In March 2022, Entourage announced that it had received an extension of its credit facilities’ maturity date from March 28, 2022, to May 31, 2022, as well as a deferral of certain financial covenants until May 31, 2022. In addition, Entourage and LiUNA Pension Fund announced the expansion of their existing credit facility on April 29, 2022, with an additional $15 million in funding available. During the announcement of this deal, Entourage said that the non-dilutive cash will be utilized for general working purposes in order to help the company grow more commercially.
Finally, in May 2022, Entourage announced proposed changes to its 8.5% unsecured convertible debentures, which would be voted on at a meeting of debenture holders scheduled for June 20, 2022.
#4: Cansortium
Cansortium Inc. (CSE: TIUM-U) (OTC: CNTMF) announced preliminary unaudited financial results for the first quarter ended March 31, 2022, on Tuesday, May 31, 2022. The company reported a 30% rise in revenue to $19.7 million, up from $15.1 million the previous year and $14.7 million in the fourth quarter. Unfortunately, there were no earnings or loss data released by the company.

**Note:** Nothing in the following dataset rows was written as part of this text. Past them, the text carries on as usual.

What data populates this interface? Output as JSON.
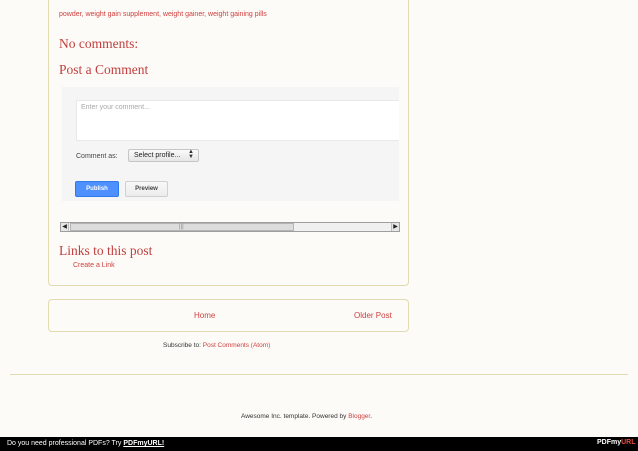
{
  "post": {
    "labels_text": "powder, weight gain supplement, weight gainer, weight gaining pills",
    "comments_heading": "No comments:",
    "post_comment_heading": "Post a Comment",
    "comment_form": {
      "placeholder": "Enter your comment...",
      "comment_as_label": "Comment as:",
      "profile_select_value": "Select profile...",
      "publish_label": "Publish",
      "preview_label": "Preview"
    },
    "scrollbar_grip": "|||",
    "links_heading": "Links to this post",
    "create_link_label": "Create a Link"
  },
  "pager": {
    "home_label": "Home",
    "older_label": "Older Post"
  },
  "subscribe": {
    "prefix": "Subscribe to: ",
    "link_label": "Post Comments (Atom)"
  },
  "footer": {
    "text": "Awesome Inc. template. Powered by ",
    "blogger_link": "Blogger",
    "suffix": "."
  },
  "pdf_banner": {
    "text": "Do you need professional PDFs? Try ",
    "link_label": "PDFmyURL!",
    "logo_prefix": "PDFmy",
    "logo_suffix": "URL"
  },
  "colors": {
    "accent_link": "#cf3e3e",
    "card_border": "#e3dbb0",
    "publish_blue": "#4d90fe"
  }
}
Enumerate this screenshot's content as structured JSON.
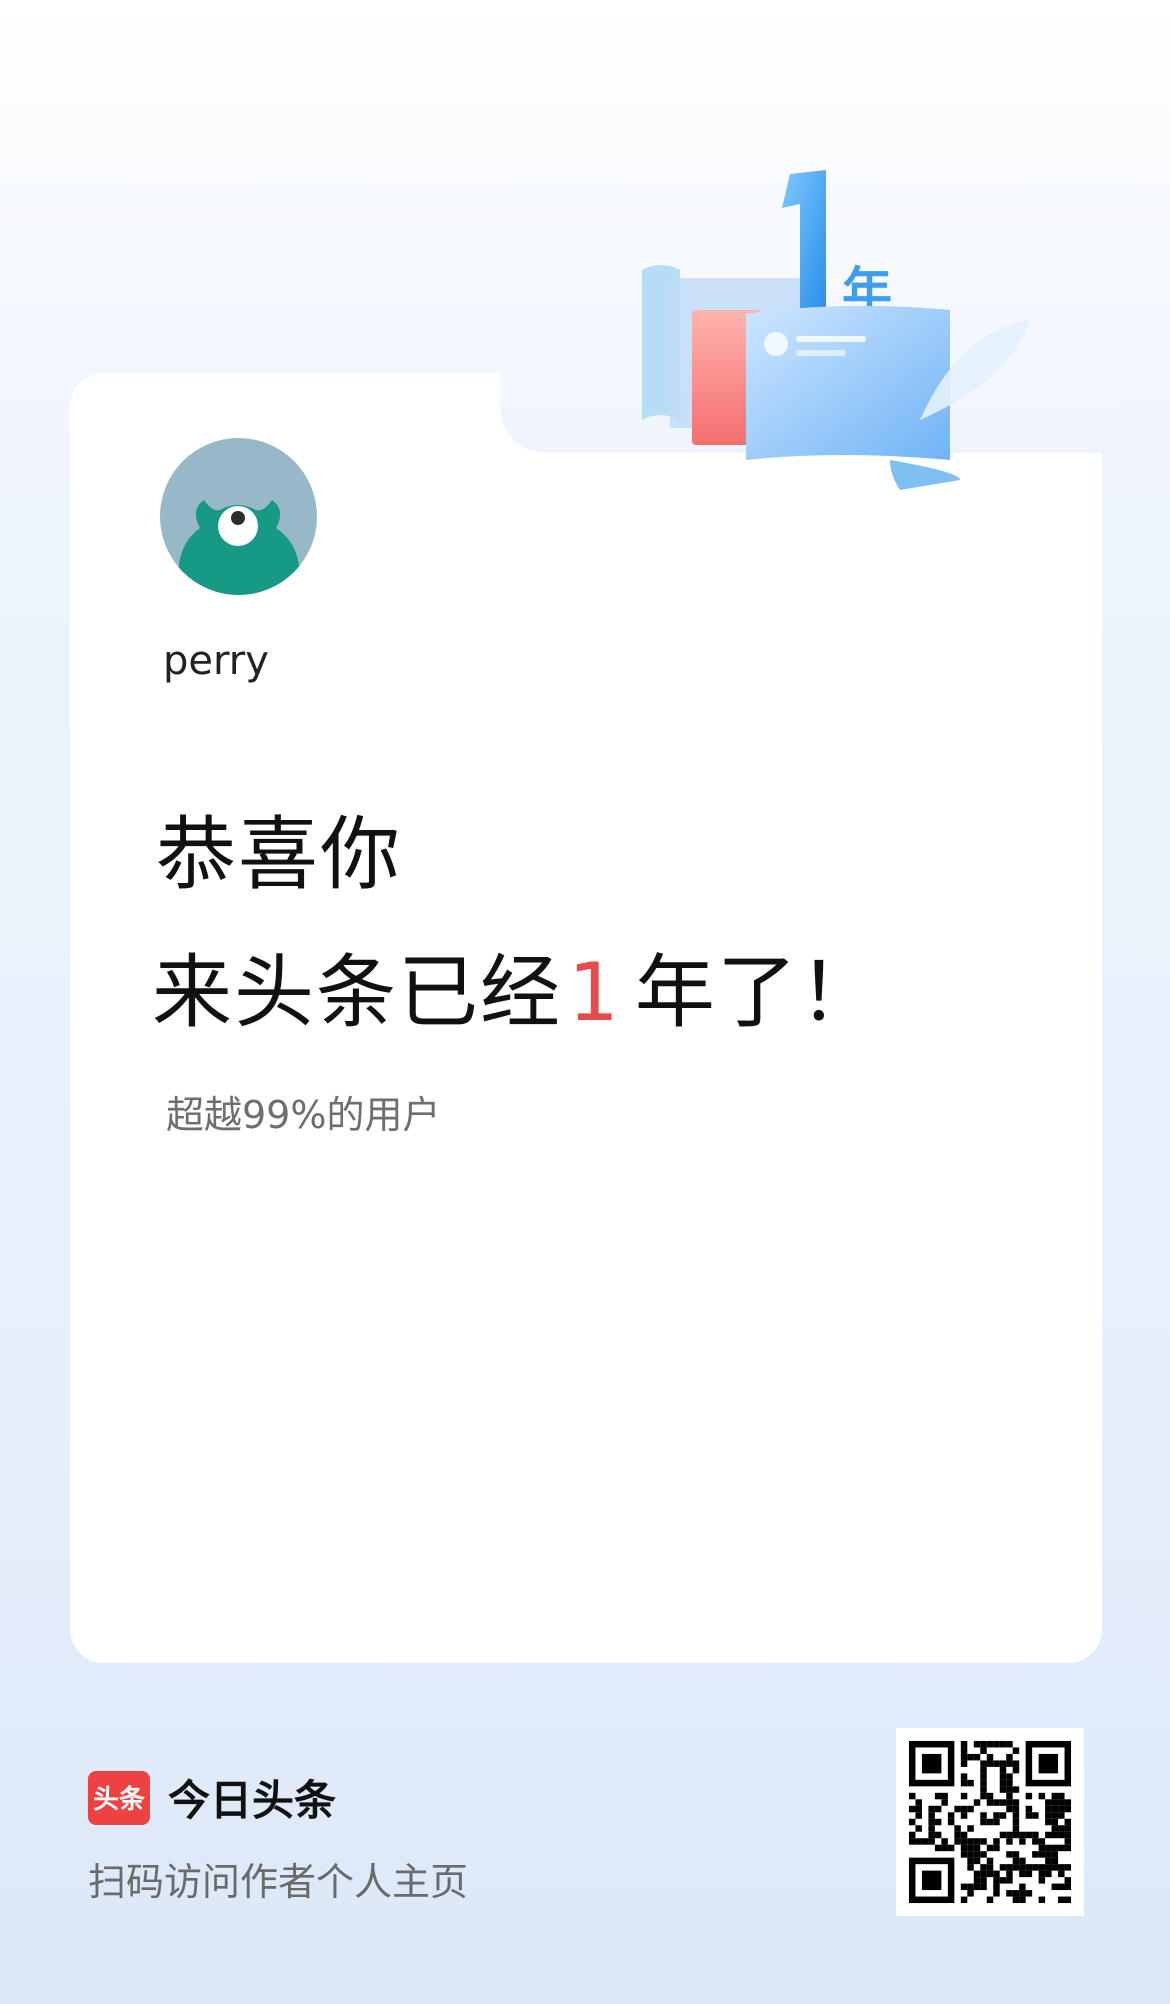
{
  "badge": {
    "number": "1",
    "unit": "年"
  },
  "profile": {
    "username": "perry"
  },
  "headline": {
    "line1": "恭喜你",
    "line2_prefix": "来头条已经",
    "years": "1",
    "line2_suffix": "年了！"
  },
  "subtitle": "超越99%的用户",
  "footer": {
    "logo_text": "头条",
    "brand_name": "今日头条",
    "scan_tip": "扫码访问作者个人主页"
  },
  "colors": {
    "accent_red": "#e84b4b",
    "brand_red": "#f04142",
    "badge_blue": "#3d9ef0"
  }
}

However, the company did say that sales in 2022 will be in the region of $90–$95 million, which will represents a 45% increase from the midpoint of 2021. Moreover, Cansortium also expects adjusted EBITDA in 2022 to be in the $25–$28 million range, representing a 35% increase over 2021.

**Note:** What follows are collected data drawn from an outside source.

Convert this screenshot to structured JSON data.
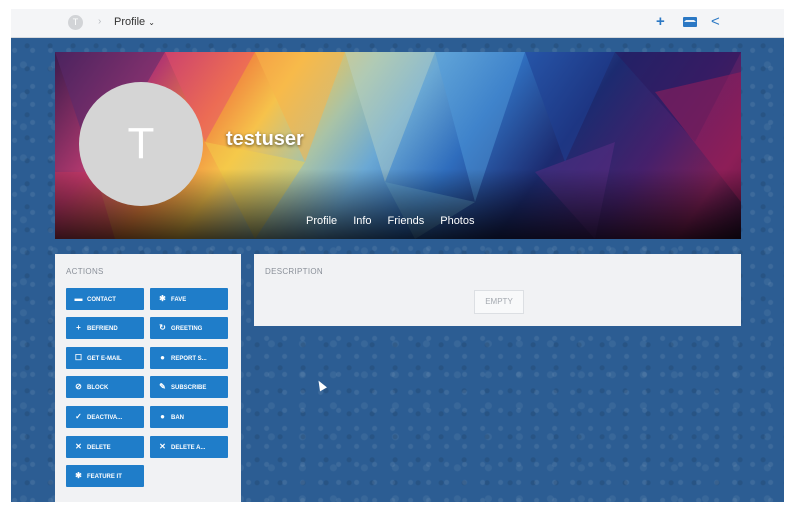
{
  "topbar": {
    "home_letter": "T",
    "separator": "›",
    "menu_label": "Profile",
    "menu_chevron": "⌄",
    "icons": [
      "plus-icon",
      "mail-icon",
      "share-icon"
    ],
    "plus": "+",
    "share": "<"
  },
  "profile": {
    "avatar_letter": "T",
    "username": "testuser",
    "nav": [
      "Profile",
      "Info",
      "Friends",
      "Photos"
    ]
  },
  "actions": {
    "title": "ACTIONS",
    "buttons": [
      {
        "label": "CONTACT",
        "icon": "▬"
      },
      {
        "label": "FAVE",
        "icon": "✱"
      },
      {
        "label": "BEFRIEND",
        "icon": "+"
      },
      {
        "label": "GREETING",
        "icon": "↻"
      },
      {
        "label": "GET E-MAIL",
        "icon": "☐"
      },
      {
        "label": "REPORT S...",
        "icon": "●"
      },
      {
        "label": "BLOCK",
        "icon": "⊘"
      },
      {
        "label": "SUBSCRIBE",
        "icon": "✎"
      },
      {
        "label": "DEACTIVA...",
        "icon": "✓"
      },
      {
        "label": "BAN",
        "icon": "●"
      },
      {
        "label": "DELETE",
        "icon": "✕"
      },
      {
        "label": "DELETE A...",
        "icon": "✕"
      },
      {
        "label": "FEATURE IT",
        "icon": "✱"
      }
    ]
  },
  "description": {
    "title": "DESCRIPTION",
    "empty_label": "EMPTY"
  },
  "colors": {
    "background": "#2c5d93",
    "accent": "#1f7dc9",
    "panel": "#f1f2f4"
  }
}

In addition, the company said it plans to open 4-6 more locations in Florida during 2022. They added that four of these locations have already been contracted and are in the process of being built.
Cansortium further stated that it plans to file its audited annual financial statements for 2021 and its unaudited interim financial statements for the first quarter of 2022 by June 8, 2022. They also stated that a conference call for shareholders and potential investors will be held shortly after that.

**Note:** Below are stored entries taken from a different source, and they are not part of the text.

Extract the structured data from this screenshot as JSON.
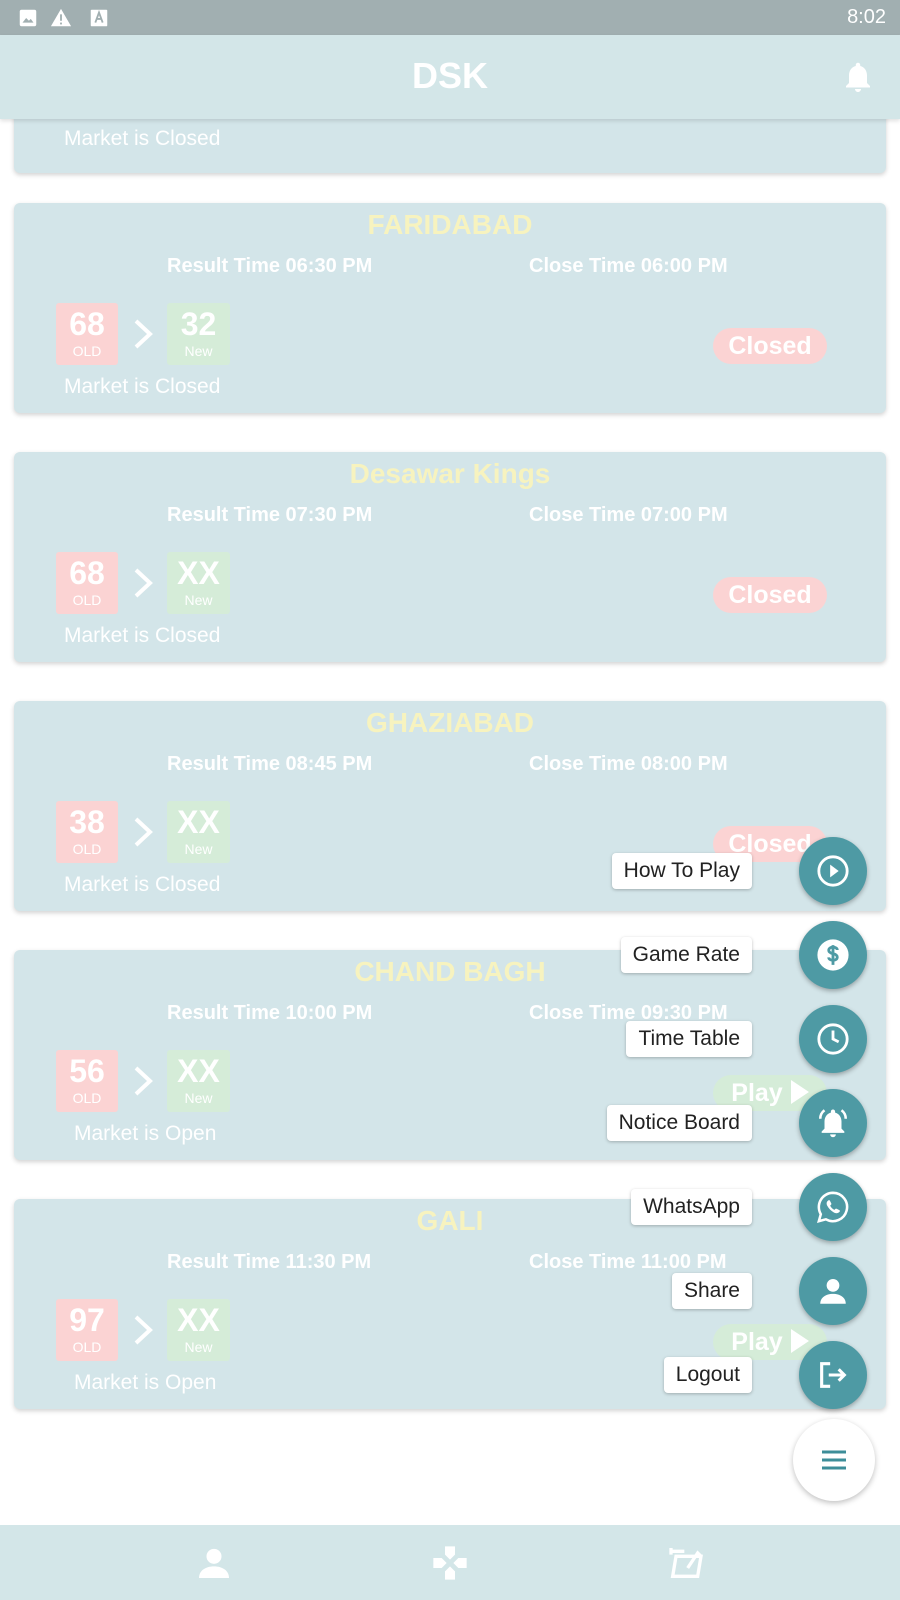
{
  "status_bar": {
    "time": "8:02",
    "icons": [
      "image-icon",
      "warning-icon",
      "font-icon"
    ]
  },
  "app_bar": {
    "title": "DSK",
    "right_icon": "bell-icon"
  },
  "partial_card": {
    "status": "Market is Closed"
  },
  "markets": [
    {
      "name": "FARIDABAD",
      "result_time": "Result Time 06:30 PM",
      "close_time": "Close Time 06:00 PM",
      "old_number": "68",
      "old_label": "OLD",
      "new_number": "32",
      "new_label": "New",
      "status": "Market is Closed",
      "action": "Closed"
    },
    {
      "name": "Desawar Kings",
      "result_time": "Result Time 07:30 PM",
      "close_time": "Close Time 07:00 PM",
      "old_number": "68",
      "old_label": "OLD",
      "new_number": "XX",
      "new_label": "New",
      "status": "Market is Closed",
      "action": "Closed"
    },
    {
      "name": "GHAZIABAD",
      "result_time": "Result Time 08:45 PM",
      "close_time": "Close Time 08:00 PM",
      "old_number": "38",
      "old_label": "OLD",
      "new_number": "XX",
      "new_label": "New",
      "status": "Market is Closed",
      "action": "Closed"
    },
    {
      "name": "CHAND BAGH",
      "result_time": "Result Time 10:00 PM",
      "close_time": "Close Time 09:30 PM",
      "old_number": "56",
      "old_label": "OLD",
      "new_number": "XX",
      "new_label": "New",
      "status": "Market is Open",
      "action": "Play"
    },
    {
      "name": "GALI",
      "result_time": "Result Time 11:30 PM",
      "close_time": "Close Time 11:00 PM",
      "old_number": "97",
      "old_label": "OLD",
      "new_number": "XX",
      "new_label": "New",
      "status": "Market is Open",
      "action": "Play"
    }
  ],
  "speed_dial": {
    "items": [
      {
        "label": "How To Play",
        "icon": "play-circle-icon"
      },
      {
        "label": "Game Rate",
        "icon": "dollar-icon"
      },
      {
        "label": "Time Table",
        "icon": "clock-icon"
      },
      {
        "label": "Notice Board",
        "icon": "bell-ring-icon"
      },
      {
        "label": "WhatsApp",
        "icon": "whatsapp-icon"
      },
      {
        "label": "Share",
        "icon": "person-icon"
      },
      {
        "label": "Logout",
        "icon": "logout-icon"
      }
    ],
    "toggle_icon": "menu-icon"
  },
  "bottom_nav": {
    "items": [
      "person-icon",
      "gamepad-icon",
      "passbook-icon"
    ]
  },
  "colors": {
    "app_bar": "#d3e6e8",
    "card": "#d3e5e9",
    "market_name": "#f7f3bf",
    "old_box": "#fbd3d3",
    "new_box": "#d5ecd8",
    "fab": "#4e9aa4"
  }
}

Top Psychedelic Company for Week
#1: Awakn
On Thursday, June 2, 2022, Awakn Life Sciences Corp. (NEO: AWKN) (OTC: AWKNF), a biotechnology company focused on researching, developing, and commercializing therapeutics to treat addiction with a near-term focus on Alcohol Use Disorder (AUD), announced that they have initiated a larger behavioral addiction study investigating ketamine as a treatment for Gambling Disorder.
On May 19, 2022, Awakn reported that they had completed a successful pilot study for a variety of behavioral addictions. Furthermore, Awakn filed a Patent Cooperation Treaty (PCT) for the treatment of behavioral addictions with ketamine and ketamine-assisted psychotherapy on May 26, 2022.
The larger placebo-controlled study will include 42 patients with Gambling Disorder who will undergo a memory reactivation treatment aimed at weakening the link between reward and addiction memories. This will be the world’s first study that aims to look into this technique for treating Gambling Disorder.
In addition, the study will use the latest brain imaging technique EEG (Electro Encephalography) to evaluate synaptic plasticity following the administration of ketamine. This aims to determine the window of maximal neuroplastic change. And because of the neuroplasticity, Awakn might be able to forecast when therapy will be most effective. Additionally, the researchers will also gather extensive pharmacokinetic (PK) data, examine metabolites, and look at neurological biomarkers as part of the study.
During this announcement, Awakn CEO Anthony Tennyson stated that the company is committed to help those who are suffering from addictions, and that the significant research and development milestones they have achieved in recent weeks have inspired them. He also congratulated the Awakn team of experts, as well as everyone engaged, including patients, clinicians, and caregivers, stating that none of this would have been possible without the team’s dedication.